Für alle Projekte, die wir als Politik anstoßen, als Gesellschaft umsetzen wollen, braucht es aber neben dem Willen zur Änderung, neben dem Anpacken und Ausfechten, auch Personal und Geld.

Beim Personal haben wir glücklicherweise nach den Jahren des Sparens - hier deutlich am falschen Ende! - einen Stand erreicht, der uns positiv in die Zukunft blicken lässt. Wir glauben, dass wir die Aufgaben, die vor uns stehen, personell in der Verwaltung auch darstellen können. Wir begrüßen daher den Vorschlag, den Personalplan an dieser Stelle einzufrieren und nur bei wirklichem Bedarf nachzusteuern.

(Ich habe hier – Stichwort Personal - noch einen Einwurf zu machen: Die Stadt bewirbt Stellen für Reinigungskräfte mit 12,00€ Stundenlohn. Das ist Mindestlohn, und ich denke selbst bei einer angespannten Haushaltslage sollten wir körperlich schwer arbeitenden Reinigungskräften mehr zugestehen als Mindestlohn!)

Beim Geld, ja da sieht es gerade nicht besonders gut aus, die Gewerbesteuerrückzahlung drückt die Liquidität nach unten. Die Steuersparmodelle von Unternehmen lassen unsere Einnahmen schrumpfen. Wichtig für uns ist, dass nicht am falschen Ende gespart wird. Wenn wir das Lebenswerte an unserer Stadt wegsparen, haben wir mit Zitronen gehandelt. Nur eine attraktive Stadt zieht Einwohner an, die unseren gemeinsamen Wohlstand erhalten und erwirtschaften.

Es stehen viele Aufgaben und Investitionen vor uns, die eine Unmenge an Geld verschlingen werden. Angefangen bei schon laufenden Projekten wie der Stadtsporthalle über Kommendes wie das Mobilitätskonzept oder die Innenstadtentwicklung.

Wir haben beim letzten Haushalt nicht ohne Grund eine Gewerbesteuererhöhung gefordert, die mittelfristige Finanzplanung hat damals schon den nötigen Ausblick gegeben. Bedauerlicherweise war man damals geschlossen dagegen.

Von der CDU und der FDP habe ich das ja nicht anders erwartet. Dass nun die SPD in diesem Jahr mit einer Erhöhung der Gewerbesteuer kommt, die man vor einem Jahr noch als untragbar sehen wollte, ist aber auch irgendwie erfreulich.

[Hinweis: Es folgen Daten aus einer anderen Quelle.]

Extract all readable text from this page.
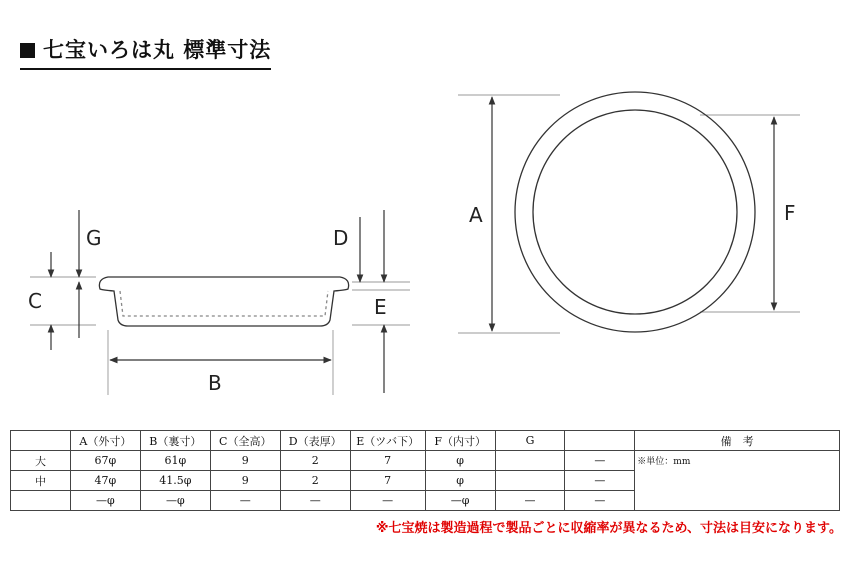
七宝いろは丸 標準寸法
G
C
D
E
B
A	F
	A（外寸）	B（裏寸）	C（全高）	D（表厚）	E（ツバ下）	F（内寸）	G		備　考
大	67φ	61φ	9	2	7	φ		—	※単位：mm
中	47φ	41.5φ	9	2	7	φ		—	
	—φ	—φ	—	—	—	—φ	—	—	
※七宝焼は製造過程で製品ごとに収縮率が異なるため、寸法は目安になります。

Nochmal zu Erinnerung, weil das ja immer durcheinander gerät. Die Grundsteuer wird auf Grund und Boden erhoben, egal, ob der Eigner eine positive Bilanz aufweist.
Bei der Gewerbesteuer ist es genau andersherum, hier wird die Steuer nur erhoben, wenn ein Gewinn erwirtschaftet wurde. Es ist also eine reine Ertragssteuer.

Wir müssen, da unsere Möglichkeiten begrenzt sind, an die Gewerbesteuer ran, bedauerlicherweise hat man das für den Haushalt 2022 schon versäumt, für 2023 sind wir zu spät. Das kostet uns deutlich Liquidität und schränkt unseren Handlungsspielraum ein.

Wir begrüßen daher den Vorschlag, eine Satzung zu erlassen, die es uns ermöglicht, die Hebesätze auch ohne vorliegenden Haushalt anzupassen. Wir müssen hier unsere Handlungsfähigkeit ausbauen und dürfen nicht nochmal in diese Falle tappen.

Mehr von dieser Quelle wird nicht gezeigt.